FEBRUARY 15, 2017
Jennifer Alejos

“I wanted to have a food drive
because I thought it would be nice to ask
for something other than presents.”

Imagine your child told you one day, “I want to get food donations instead of gifts for my birthday” Sounds crazy, but this is exactly what 10 year-old Bella told her parents, 5 years ago when she came home from school one afternoon.

“At school, I saw a bin that said ‘Food Bank’ on it and I found out that it was an organization that helped people and gave them food,” says Bella.

She continues, “I wanted to have a food drive because I thought it would be nice to ask for something other than presents.”

Bella’s parents helped her spread the word to family and friends. They hosted a “glamp-out,” otherwise known as glamorous campout, at her home.

The amount of food she received surpassed her expectations. “It almost filled up my dining room,” comments Bella.
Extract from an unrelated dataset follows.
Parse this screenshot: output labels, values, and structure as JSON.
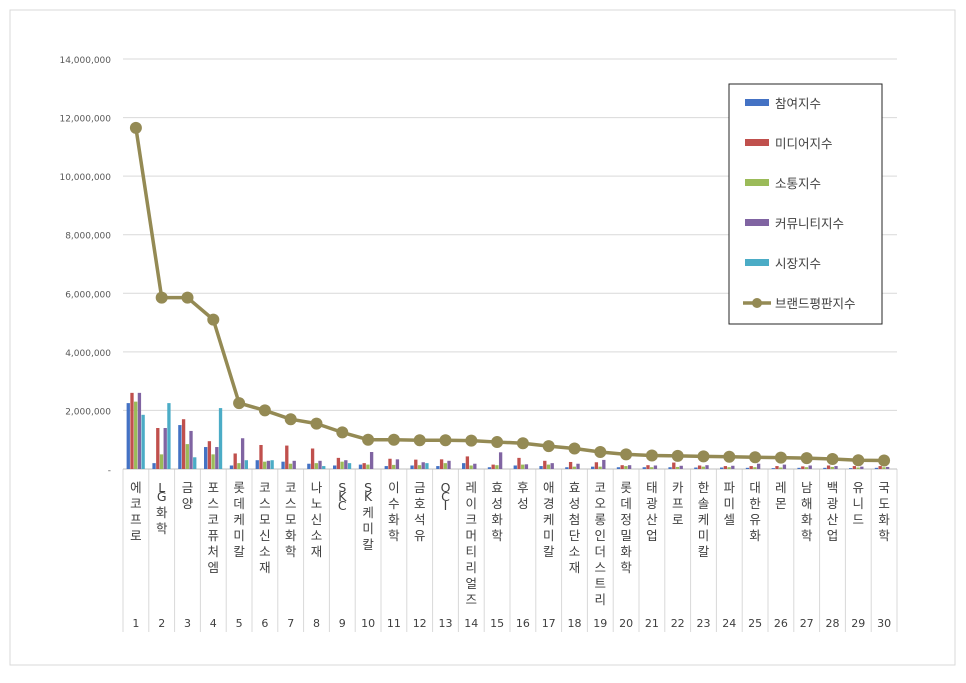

Fast forward to 2017 and Bella has held multiple food drives, some involving her elementary school. Bella’s passion for helping others has also spread to her friends. She says she likes to teach others how the Food Bank helps people and how they can give back.

She’s also expanded her food drives beyond her birthday to include every giving holiday. The food drive she held last Christmas yielded 1,369 pounds of food, her biggest donation yet.

Giving food is important to Bella, in her words, “It gives people energy, it gives them hope, and it lets them know that not everything is bad in the world.”

Bella understands that hunger is an issue that affects people of all ages. This spring, Bella has a goal of 2,000 pounds set for her next food drive. Her motivation is to help kids her age that may be at-risk of hunger during spring break. She’s calling it the “Spring into Action,” food drive.

“I want to get a lot of donations because maybe there might be kids at my school and other schools that depend on the cafeteria for food, so when spring break comes they might not have any food at all,” she says.

When she’s not fighting hunger, you can find Bella reading, playing with her little brother and canine friends. She also volunteers at the Food Bank routinely with her father.

“It makes me feel really good inside when my parents tell me how proud they are of me and what I’m doing to help others.” Hunger fighters like Bella are a great example that you don’t have to be an adult to make a big difference.